@Unknown:
Odds are, if you missed in R1, you’ll get two hits in R2 and the defender will miss.
.67*.67=45% chance he scores two hits in a row.
I hope this is a joke.
If not, you might want to have a look at http://en.wikipedia.org/wiki/Gambler’s_fallacy
Actually, your link does not apply.
My statement is statistically correct. The odds of getting two hits with two dice when your target number is 4 or less is .67 * .67 which is approximately 45%
We could extrapolate further if you wish. The odds of a battleship scoring 10 hits in a row is .67*.67*.67*.67*.67*.67*.67*.67*.67*.67 = 1.62% (approximately.)

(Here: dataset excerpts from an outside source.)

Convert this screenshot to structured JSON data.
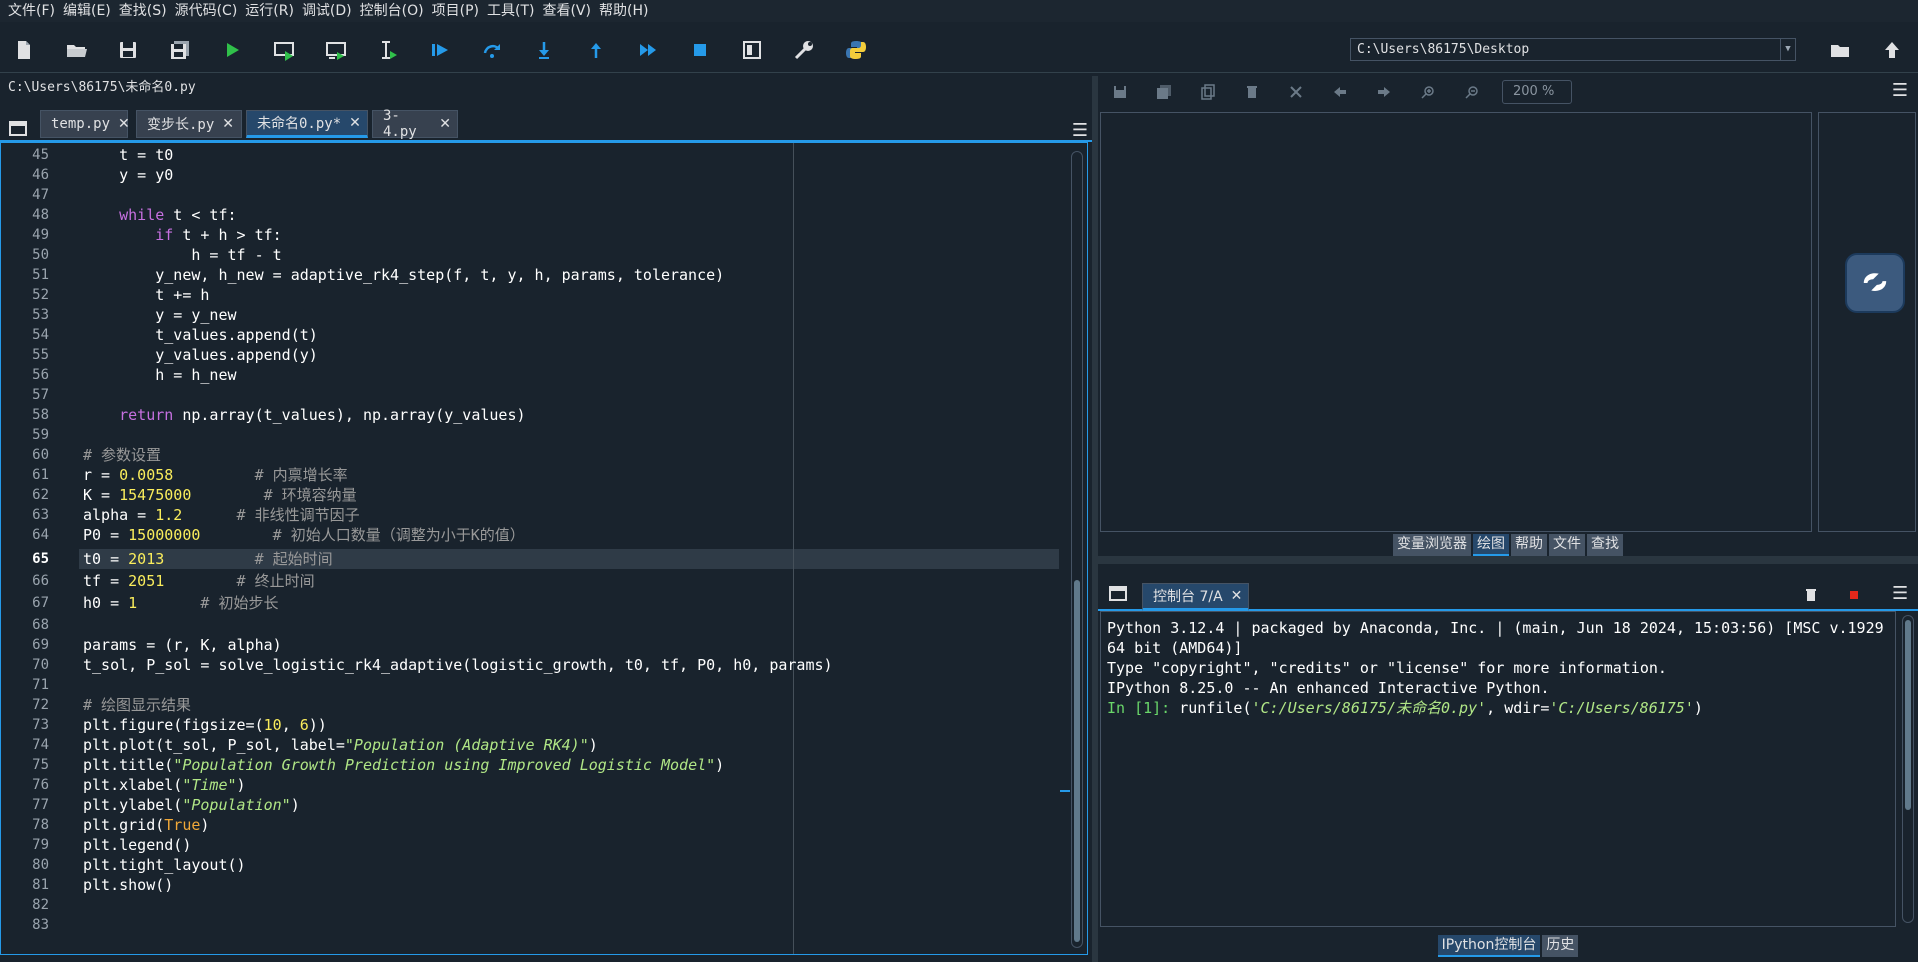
{
  "menu": [
    "文件(F)",
    "编辑(E)",
    "查找(S)",
    "源代码(C)",
    "运行(R)",
    "调试(D)",
    "控制台(O)",
    "项目(P)",
    "工具(T)",
    "查看(V)",
    "帮助(H)"
  ],
  "toolbar": {
    "icons": [
      "new-file-icon",
      "open-folder-icon",
      "save-icon",
      "save-all-icon",
      "run-icon",
      "run-cell-icon",
      "run-cell-advance-icon",
      "run-selection-icon",
      "debug-icon",
      "step-over-icon",
      "step-into-icon",
      "step-return-icon",
      "continue-icon",
      "stop-icon",
      "maximize-pane-icon",
      "preferences-wrench-icon",
      "python-path-icon"
    ],
    "working_dir": "C:\\Users\\86175\\Desktop"
  },
  "editor": {
    "file_path": "C:\\Users\\86175\\未命名0.py",
    "tabs": [
      {
        "label": "temp.py",
        "active": false
      },
      {
        "label": "变步长.py",
        "active": false
      },
      {
        "label": "未命名0.py*",
        "active": true
      },
      {
        "label": "3-4.py",
        "active": false
      }
    ],
    "close_glyph": "✕",
    "current_line": 65,
    "line_numbers": [
      "45",
      "46",
      "47",
      "48",
      "49",
      "50",
      "51",
      "52",
      "53",
      "54",
      "55",
      "56",
      "57",
      "58",
      "59",
      "60",
      "61",
      "62",
      "63",
      "64",
      "65",
      "66",
      "67",
      "68",
      "69",
      "70",
      "71",
      "72",
      "73",
      "74",
      "75",
      "76",
      "77",
      "78",
      "79",
      "80",
      "81",
      "82",
      "83"
    ]
  },
  "plots": {
    "zoom": "200 %",
    "tabs": [
      {
        "label": "变量浏览器",
        "active": false
      },
      {
        "label": "绘图",
        "active": true
      },
      {
        "label": "帮助",
        "active": false
      },
      {
        "label": "文件",
        "active": false
      },
      {
        "label": "查找",
        "active": false
      }
    ]
  },
  "console": {
    "tab_label": "控制台 7/A",
    "close_glyph": "✕",
    "lines": [
      "Python 3.12.4 | packaged by Anaconda, Inc. | (main, Jun 18 2024, 15:03:56) [MSC v.1929",
      "64 bit (AMD64)]",
      "Type \"copyright\", \"credits\" or \"license\" for more information.",
      "",
      "IPython 8.25.0 -- An enhanced Interactive Python.",
      ""
    ],
    "prompt": "In [1]: ",
    "command_prefix": "runfile(",
    "command_arg1": "'C:/Users/86175/未命名0.py'",
    "command_mid": ", wdir=",
    "command_arg2": "'C:/Users/86175'",
    "command_suffix": ")",
    "tabs": [
      {
        "label": "IPython控制台",
        "active": true
      },
      {
        "label": "历史",
        "active": false
      }
    ]
  },
  "colors": {
    "background": "#19232d",
    "accent": "#259ae9",
    "keyword": "#c670e0",
    "number": "#faed5c",
    "string": "#b0e686",
    "comment": "#999999",
    "bool": "#f0a838",
    "prompt": "#6ad76a"
  }
}
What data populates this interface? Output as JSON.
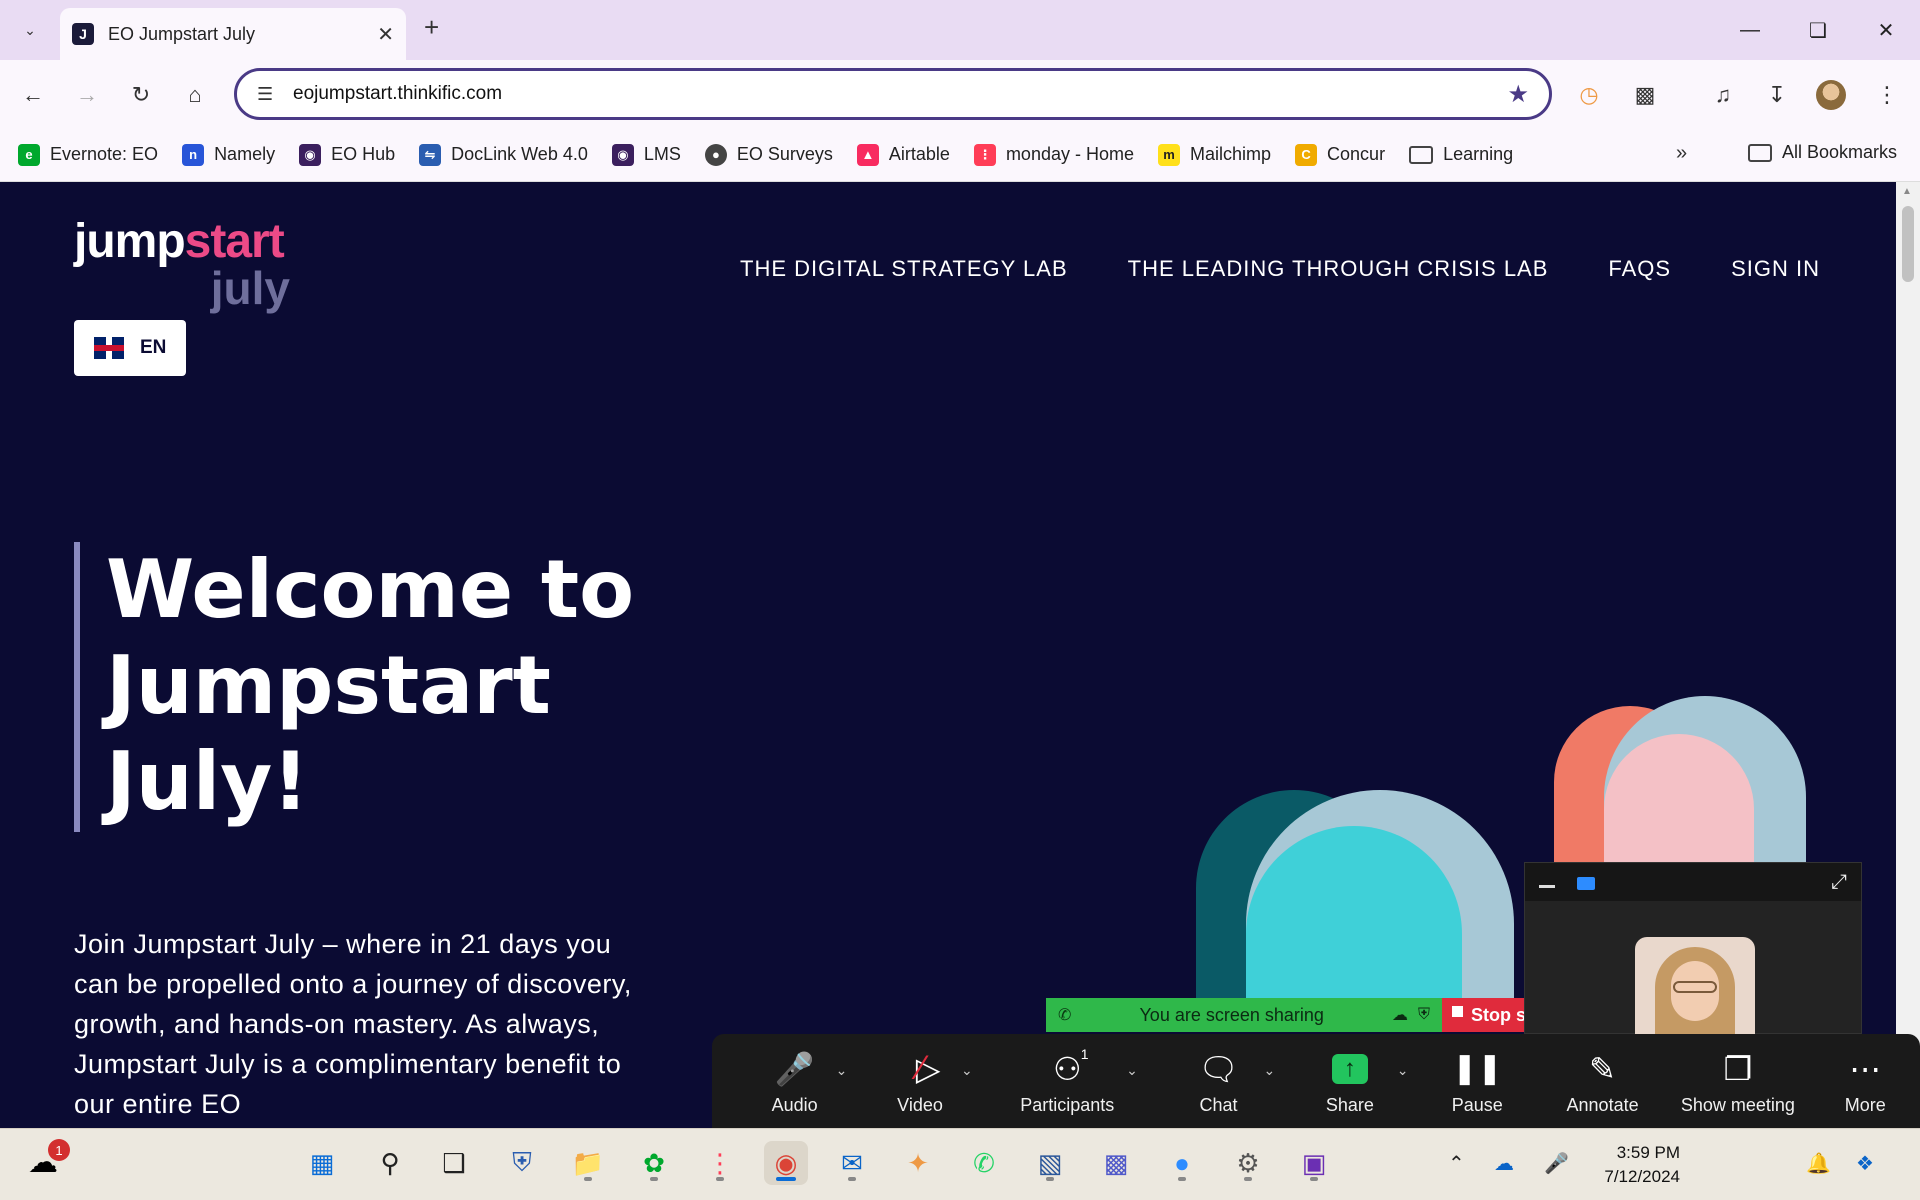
{
  "browser": {
    "tab_title": "EO Jumpstart July",
    "tab_favicon": "J",
    "url": "eojumpstart.thinkific.com",
    "bookmarks": [
      {
        "label": "Evernote: EO",
        "color": "#00a82d"
      },
      {
        "label": "Namely",
        "color": "#2855d8"
      },
      {
        "label": "EO Hub",
        "color": "#3b1f5e"
      },
      {
        "label": "DocLink Web 4.0",
        "color": "#2a5db0"
      },
      {
        "label": "LMS",
        "color": "#3b1f5e"
      },
      {
        "label": "EO Surveys",
        "color": "#444444"
      },
      {
        "label": "Airtable",
        "color": "#f82b60"
      },
      {
        "label": "monday - Home",
        "color": "#ff3d57"
      },
      {
        "label": "Mailchimp",
        "color": "#ffe01b"
      },
      {
        "label": "Concur",
        "color": "#f0ab00"
      },
      {
        "label": "Learning",
        "color": "folder"
      }
    ],
    "all_bookmarks": "All Bookmarks"
  },
  "site": {
    "logo_line1_a": "jump",
    "logo_line1_b": "start",
    "logo_line2": "july",
    "lang": "EN",
    "nav": [
      "THE DIGITAL STRATEGY LAB",
      "THE LEADING THROUGH CRISIS LAB",
      "FAQS",
      "SIGN IN"
    ],
    "hero_title": "Welcome to Jumpstart July!",
    "hero_text": "Join Jumpstart July – where in 21 days you can be propelled onto a journey of discovery, growth, and hands-on mastery. As always, Jumpstart July is a complimentary benefit to our entire EO"
  },
  "zoom": {
    "sharing_msg": "You are screen sharing",
    "stop_share": "Stop share",
    "participants_count": "1",
    "controls": [
      "Audio",
      "Video",
      "Participants",
      "Chat",
      "Share",
      "Pause",
      "Annotate",
      "Show meeting",
      "More"
    ]
  },
  "taskbar": {
    "notification_count": "1",
    "time": "3:59 PM",
    "date": "7/12/2024"
  }
}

What your link refers too is a gambler saying that BECAUSE he missed in round 1, he WILL hit in round 2. What I am saying is that the odds of getting two hits in a row is 45% and the odds of getting 10 hits in a row is 1.62%. Doesn’t matter if you roll two dice at the same time or one die and then the same die a second time. Statistics are statistics.
My statement is statistically correct.
No, it absolutely is not. Even though you’re probably going to give me -karma again for pointing out your error, I will anyway.
The odds of getting two hits with two dice when your target number is 4 or less is .67 * .67 which is approximately 45%
No argument, this is obv true.
What your link refers too is a gambler saying that BECAUSE he missed in round 1, he WILL hit in round 2.
Right. And this is what you said:
Odds are, if you missed in R1, you’ll get two hits in R2
So how does the link not apply? You’re suggesting that if you get “bad” luck in R1 (no hits), you will have “good” luck in R2 (2 hits) to balance things out. This is the gambler’s fallacy: odds don’t “even out” on future rounds because you got a bad result. Probabilities don’t work that way, because the dice have no memory of what happened. The odds of hitting with both fighters in R2 is exactly the same as they were in R1.
What I am saying is that the odds of getting two hits in a row is 45%
OK, but that doesn’t matter. The first hit already happened. Its in the past, so it’s not a probability event anymore, it either happened or it didn’t. Given that the BB hit in R1, the odds of it hitting again at the start of R2 are 67% (just like they were at the start of R1), not 45%.
Statistics are statistics.
Yes, yes they are. But we’re discussing probability here, not statistics.
You didn’t reference that part of my statement in conjunction with your link to wiki. You linked the part of the statement where I said that odds of the battleship getting two hits was 45%
Yes, technically it’s true that you do not have better odds of getting two hits with your two fighters in the second round if they missed in the first.
As for your personal bad karma, don’t look at me bud. I have one person I give bad karma to and that’s it. You gotta be the world’s biggest jack-ere, donkey to get me riled up to the point you get BK from me.
You didn’t reference that part of my statement in conjunction with your link to wiki.
Well, if you read the original quote I took from your post you’ll see that I did. I should have taken out the part about the probability of BB hitting twice, though, as it was irrelevant to the point I was making. Sorry about the confusion.
As for your personal bad karma, don’t look at me bud. I have one person I give bad karma to and that’s it. You gotta be the world’s biggest jack-ere, donkey to get me riled up to the point you get BK from me.
My apologies then.
I hit SZ56 with 2 FGT and %3 with the DD and 2 FGT. In non combat I put the CVs and the surviving fighters in SZ51. I also withhold the CA from SZ50 using the BB only. I position the CA with the fleet in SZ51. I have had the US get cocky and attack this fleet. Yeah it cost me a CV I could replace and it cost the US a wad of units that were going to take several rounds to replace.